Ces questions n'ont rien d'abstrait et nous touchent tous de près comme l'a prouvé- cette preuve était-elle nécessaire ? – la décision de Facebook de suspendre le compte d'Ingrid Carlqvist, l'expert suédois de Gatestone. Au cours de l'année dernière, la population suédoise s'est accrue de 1 à 2%. Un taux d'accroissement similaire est attendu cette année. Toute personne qui se penche sur cette société comprend vite que son modèle d'origine est en passe de se fracturer, fracture causée (c'est l'interprétation la plus douce) par son « libéralisme au grand cœur ». Des pays bâtis sur le modèle de l'Etat providence ne peuvent accueillir un tel excès de population sans subir de fortes contraintes financières. Et les sociétés qui n'ont aucune expérience historique de l'intégration ne peuvent assimiler d'importants flux d'immigrants qui arrivent à jets continus. Comme n'importe quel voyageur qui se rend en Suède peut le constater, ce pays est sous pression, et cette pression va croissant.
La phase d'éveil à un tel changement passe par un déni. L'UE, le gouvernement suédois et une grande majorité de la presse suédoise n'ont aucun désir d'entendre les critiques que soulève une politique qu'ils ont mise en place ou encouragée ; les conséquences se feront un jour sentir à leur porte mais ils souhaitent reporter son avènement, indéfiniment si possible. Ainsi, au lieu de combattre l'incendie, ils ont entrepris d'attaquer ceux qui les accusent d'être des incendiaires. Dans une telle situation, c'est non seulement un droit, mais aussi un devoir de personnes libres de signaler les faits, même si d'autres personnes pourraient ne pas vouloir les entendre.
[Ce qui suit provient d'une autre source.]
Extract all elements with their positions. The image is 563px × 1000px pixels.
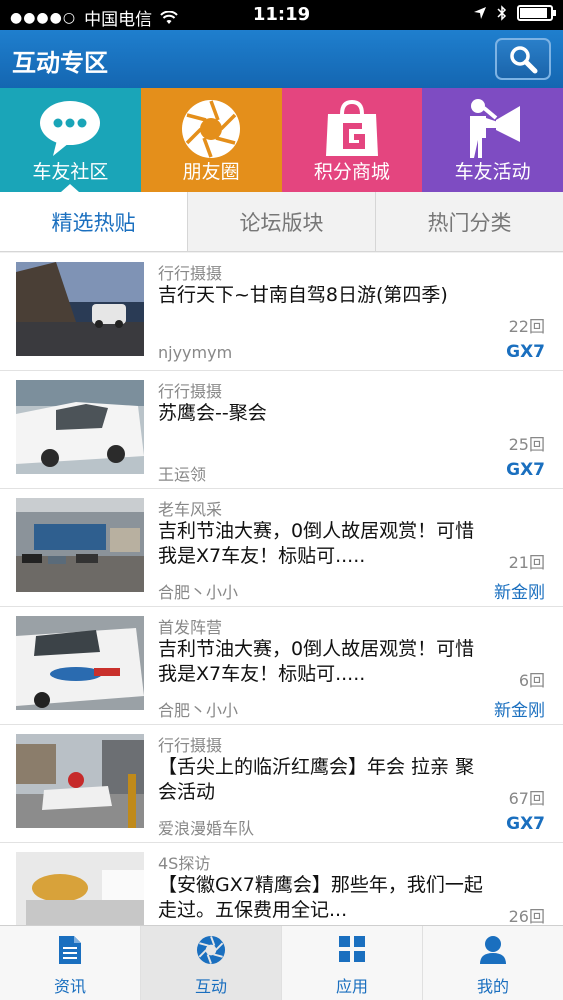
search-icon: [510, 46, 538, 74]
post-author: 合肥丶小小: [158, 701, 239, 720]
tab-forum-sections[interactable]: 论坛版块: [187, 192, 375, 251]
post-author: 合肥丶小小: [158, 583, 239, 602]
status-bar: ●●●●○ 中国电信 11:19: [0, 0, 563, 30]
tile-label: 车友活动: [454, 161, 531, 183]
post-title: 【舌尖上的临沂红鹰会】年会 拉亲 聚会活动: [158, 756, 475, 803]
post-thumbnail: [16, 380, 144, 474]
nav-news[interactable]: 资讯: [0, 926, 140, 1000]
reply-count: 21回: [508, 553, 545, 572]
post-thumbnail: [16, 852, 144, 925]
post-title: 苏鹰会--聚会: [158, 402, 267, 424]
list-item[interactable]: 行行摄摄 【舌尖上的临沂红鹰会】年会 拉亲 聚会活动 67回 爱浪漫婚车队 GX…: [0, 725, 563, 843]
list-item[interactable]: 老车风采 吉利节油大赛，0倒人故居观赏！可惜我是X7车友！标贴可..... 21…: [0, 489, 563, 607]
tile-car-events[interactable]: 车友活动: [422, 88, 563, 192]
car-model-tag: GX7: [506, 342, 545, 362]
person-icon: [480, 936, 506, 964]
post-category: 4S探访: [158, 854, 211, 873]
bottom-navigation: 资讯 互动 应用 我的: [0, 925, 563, 1000]
battery-icon: [517, 5, 556, 21]
category-tiles: 车友社区 朋友圈 积分商城 车友活动: [0, 88, 563, 192]
post-author: 王运领: [158, 465, 207, 484]
post-thumbnail: [16, 616, 144, 710]
nav-apps[interactable]: 应用: [281, 926, 422, 1000]
reply-count: 22回: [508, 317, 545, 336]
tab-bar: 精选热贴 论坛版块 热门分类: [0, 192, 563, 252]
nav-label: 资讯: [53, 977, 86, 996]
chat-bubble-icon: [40, 101, 101, 156]
reply-count: 6回: [518, 671, 545, 690]
shopping-bag-icon: [325, 99, 378, 156]
nav-interact[interactable]: 互动: [140, 926, 281, 1000]
document-icon: [59, 936, 81, 964]
post-author: 爱浪漫婚车队: [158, 819, 255, 838]
car-model-tag: 新金刚: [494, 701, 545, 721]
bluetooth-icon: [497, 5, 507, 21]
post-title: 吉利节油大赛，0倒人故居观赏！可惜我是X7车友！标贴可.....: [158, 638, 475, 685]
reply-count: 25回: [508, 435, 545, 454]
post-title: 吉行天下~甘南自驾8日游(第四季): [158, 284, 448, 306]
car-model-tag: GX7: [506, 814, 545, 834]
post-title: 【安徽GX7精鹰会】那些年，我们一起走过。五保费用全记...: [158, 874, 483, 921]
tile-points-mall[interactable]: 积分商城: [281, 88, 423, 192]
post-title: 吉利节油大赛，0倒人故居观赏！可惜我是X7车友！标贴可.....: [158, 520, 475, 567]
list-item[interactable]: 首发阵营 吉利节油大赛，0倒人故居观赏！可惜我是X7车友！标贴可..... 6回…: [0, 607, 563, 725]
post-author: njyymym: [158, 343, 233, 362]
list-item[interactable]: 行行摄摄 吉行天下~甘南自驾8日游(第四季) 22回 njyymym GX7: [0, 253, 563, 371]
tab-hot-categories[interactable]: 热门分类: [375, 192, 563, 251]
post-thumbnail: [16, 262, 144, 356]
car-model-tag: GX7: [506, 460, 545, 480]
post-thumbnail: [16, 498, 144, 592]
post-thumbnail: [16, 734, 144, 828]
list-item[interactable]: 4S探访 【安徽GX7精鹰会】那些年，我们一起走过。五保费用全记... 26回: [0, 843, 563, 925]
aperture-icon: [196, 935, 226, 965]
nav-profile[interactable]: 我的: [422, 926, 563, 1000]
page-title: 互动专区: [12, 49, 108, 77]
search-button[interactable]: [495, 38, 551, 80]
post-list: 行行摄摄 吉行天下~甘南自驾8日游(第四季) 22回 njyymym GX7 行…: [0, 253, 563, 925]
nav-label: 应用: [335, 977, 368, 996]
tile-label: 积分商城: [313, 161, 390, 183]
status-right: [473, 5, 556, 21]
list-item[interactable]: 行行摄摄 苏鹰会--聚会 25回 王运领 GX7: [0, 371, 563, 489]
grid-apps-icon: [339, 936, 365, 962]
post-category: 行行摄摄: [158, 736, 223, 755]
aperture-icon: [182, 100, 241, 158]
nav-label: 我的: [476, 977, 509, 996]
reply-count: 26回: [508, 907, 545, 925]
post-category: 行行摄摄: [158, 264, 223, 283]
app-header: 互动专区: [0, 30, 563, 88]
post-category: 老车风采: [158, 500, 223, 519]
post-category: 首发阵营: [158, 618, 223, 637]
tile-friends-circle[interactable]: 朋友圈: [140, 88, 282, 192]
tile-label: 车友社区: [32, 161, 109, 183]
tile-car-community[interactable]: 车友社区: [0, 88, 141, 192]
location-arrow-icon: [474, 7, 486, 19]
nav-label: 互动: [194, 977, 227, 996]
car-model-tag: 新金刚: [494, 583, 545, 603]
tab-featured-posts[interactable]: 精选热贴: [0, 192, 187, 251]
post-category: 行行摄摄: [158, 382, 223, 401]
tile-label: 朋友圈: [182, 161, 240, 183]
reply-count: 67回: [508, 789, 545, 808]
megaphone-person-icon: [469, 99, 520, 158]
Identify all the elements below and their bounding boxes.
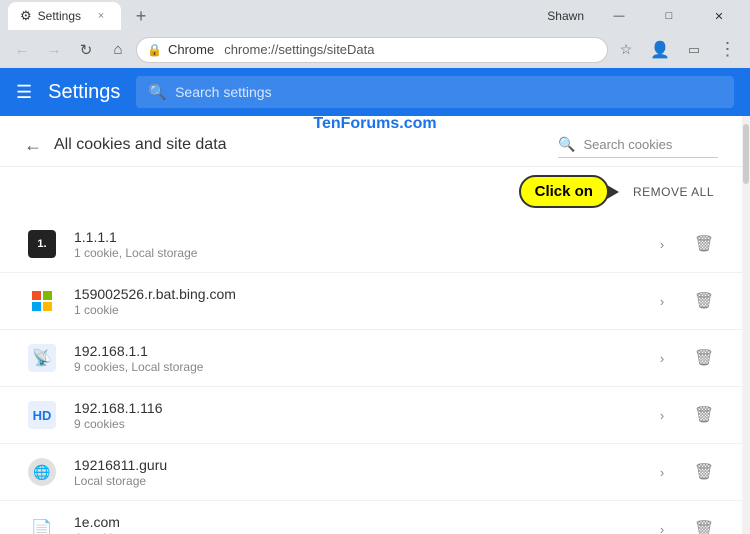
page-header-left: ← All cookies and site data xyxy=(24,135,227,156)
address-site-label: Chrome xyxy=(168,42,214,57)
tab-close-button[interactable]: × xyxy=(93,8,109,24)
hd-icon: HD xyxy=(33,408,52,423)
cookie-expand-button[interactable]: › xyxy=(648,515,676,534)
cookie-expand-button[interactable]: › xyxy=(648,458,676,486)
cookie-expand-button[interactable]: › xyxy=(648,401,676,429)
tab-title: Settings xyxy=(38,9,81,23)
avatar-button[interactable]: 👤 xyxy=(646,36,674,64)
home-button[interactable]: ⌂ xyxy=(104,36,132,64)
cookie-delete-button[interactable]: 🗑 xyxy=(690,287,718,315)
cookie-meta: 1 cookie xyxy=(74,303,634,317)
cookie-meta: Local storage xyxy=(74,474,634,488)
cookie-delete-button[interactable]: 🗑 xyxy=(690,230,718,258)
cookie-domain: 192.168.1.116 xyxy=(74,400,634,416)
search-placeholder: Search settings xyxy=(175,84,272,100)
cookie-info: 1.1.1.1 1 cookie, Local storage xyxy=(74,229,634,260)
active-tab[interactable]: ⚙ Settings × xyxy=(8,2,121,30)
remove-all-row: Click on REMOVE ALL xyxy=(0,167,742,216)
titlebar-right: Shawn — □ ✕ xyxy=(539,0,742,32)
router-icon: 📡 xyxy=(32,348,52,368)
cookie-meta: 1 cookie, Local storage xyxy=(74,246,634,260)
addressbar: ← → ↻ ⌂ 🔒 Chrome chrome://settings/siteD… xyxy=(0,32,750,68)
cookie-domain: 159002526.r.bat.bing.com xyxy=(74,286,634,302)
cookie-favicon: HD xyxy=(24,397,60,433)
maximize-button[interactable]: □ xyxy=(646,0,692,32)
search-cookies-placeholder: Search cookies xyxy=(583,137,672,152)
search-cookies-icon: 🔍 xyxy=(558,136,575,153)
cookie-delete-button[interactable]: 🗑 xyxy=(690,401,718,429)
cookie-delete-button[interactable]: 🗑 xyxy=(690,344,718,372)
cookie-domain: 192.168.1.1 xyxy=(74,343,634,359)
globe-icon: 🌐 xyxy=(28,458,56,486)
cookie-favicon: 1. xyxy=(24,226,60,262)
cookie-favicon: 🌐 xyxy=(24,454,60,490)
page-title: All cookies and site data xyxy=(54,136,227,154)
user-name: Shawn xyxy=(539,9,592,23)
cookie-expand-button[interactable]: › xyxy=(648,287,676,315)
titlebar-left: ⚙ Settings × + xyxy=(8,2,155,30)
cookie-favicon xyxy=(24,283,60,319)
address-box[interactable]: 🔒 Chrome chrome://settings/siteData xyxy=(136,37,608,63)
cookie-info: 192.168.1.1 9 cookies, Local storage xyxy=(74,343,634,374)
cookie-domain: 19216811.guru xyxy=(74,457,634,473)
cookie-delete-button[interactable]: 🗑 xyxy=(690,458,718,486)
address-actions: ☆ 👤 ▭ ⋮ xyxy=(612,36,742,64)
main-panel: ← All cookies and site data 🔍 Search coo… xyxy=(0,116,742,534)
header-search[interactable]: 🔍 Search settings xyxy=(136,76,734,108)
chrome-header: ☰ Settings 🔍 Search settings xyxy=(0,68,750,116)
scrollbar[interactable] xyxy=(742,116,750,534)
reload-button[interactable]: ↻ xyxy=(72,36,100,64)
titlebar: ⚙ Settings × + Shawn — □ ✕ xyxy=(0,0,750,32)
cookie-list: 1. 1.1.1.1 1 cookie, Local storage › 🗑 xyxy=(0,216,742,534)
search-icon: 🔍 xyxy=(148,83,167,101)
cookie-favicon: 📡 xyxy=(24,340,60,376)
cookie-domain: 1e.com xyxy=(74,514,634,530)
cookie-info: 192.168.1.116 9 cookies xyxy=(74,400,634,431)
cookie-item: 📡 192.168.1.1 9 cookies, Local storage ›… xyxy=(0,330,742,387)
click-on-callout: Click on xyxy=(519,175,609,208)
cookie-info: 159002526.r.bat.bing.com 1 cookie xyxy=(74,286,634,317)
header-title: Settings xyxy=(48,81,120,104)
file-icon: 📄 xyxy=(28,515,56,534)
cookie-domain: 1.1.1.1 xyxy=(74,229,634,245)
more-button[interactable]: ⋮ xyxy=(714,36,742,64)
scrollbar-thumb[interactable] xyxy=(743,124,749,184)
page-back-button[interactable]: ← xyxy=(24,135,42,156)
hamburger-icon[interactable]: ☰ xyxy=(16,82,32,103)
cookie-item: 1. 1.1.1.1 1 cookie, Local storage › 🗑 xyxy=(0,216,742,273)
back-button[interactable]: ← xyxy=(8,36,36,64)
bookmark-button[interactable]: ☆ xyxy=(612,36,640,64)
click-on-label: Click on xyxy=(535,183,593,200)
forward-button[interactable]: → xyxy=(40,36,68,64)
cookie-favicon: 📄 xyxy=(24,511,60,534)
search-cookies-box[interactable]: 🔍 Search cookies xyxy=(558,132,718,158)
cookie-meta: 9 cookies xyxy=(74,417,634,431)
cookie-meta: 9 cookies, Local storage xyxy=(74,360,634,374)
content-area: ← All cookies and site data 🔍 Search coo… xyxy=(0,116,750,534)
cookie-item: 159002526.r.bat.bing.com 1 cookie › 🗑 xyxy=(0,273,742,330)
address-url: chrome://settings/siteData xyxy=(224,42,374,57)
new-tab-button[interactable]: + xyxy=(127,2,155,30)
cookie-meta: 4 cookies xyxy=(74,531,634,534)
page-header: ← All cookies and site data 🔍 Search coo… xyxy=(0,116,742,167)
cookie-info: 19216811.guru Local storage xyxy=(74,457,634,488)
cookie-item: 🌐 19216811.guru Local storage › 🗑 xyxy=(0,444,742,501)
cookie-item: HD 192.168.1.116 9 cookies › 🗑 xyxy=(0,387,742,444)
cookie-expand-button[interactable]: › xyxy=(648,344,676,372)
cookie-expand-button[interactable]: › xyxy=(648,230,676,258)
bing-icon xyxy=(32,291,52,311)
cookie-info: 1e.com 4 cookies xyxy=(74,514,634,534)
cookie-item: 📄 1e.com 4 cookies › 🗑 xyxy=(0,501,742,534)
remove-all-button[interactable]: REMOVE ALL xyxy=(633,185,714,199)
tab-favicon: ⚙ xyxy=(20,8,32,24)
close-button[interactable]: ✕ xyxy=(696,0,742,32)
cookie-delete-button[interactable]: 🗑 xyxy=(690,515,718,534)
site-security-icon: 🔒 xyxy=(147,43,162,57)
minimize-button[interactable]: — xyxy=(596,0,642,32)
cast-button[interactable]: ▭ xyxy=(680,36,708,64)
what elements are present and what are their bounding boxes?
Seul un pays glissant vers l'autocratie et le chaos, doté d'une classe dirigeante qui fuit toute responsabilité, peut entreprendre de réduire au silence les quelques personnes qui annoncent la catastrophe en train de se produire.
Les gens doivent prendre la parole – maintenant et vite – en faveur de la liberté d'expression avant que ce droit ne leur soit retiré définitivement, ils doivent soutenir des journalistes comme Ingrid Carlqvist et dénoncer ces pouvoirs qui aimeraient nous réduire au silence. Il n'est malheureusement pas exagéré d'affirmer que notre avenir tout entier en dépend.
Douglas Murray est analyste des événements courants et commentateur basé à Londres.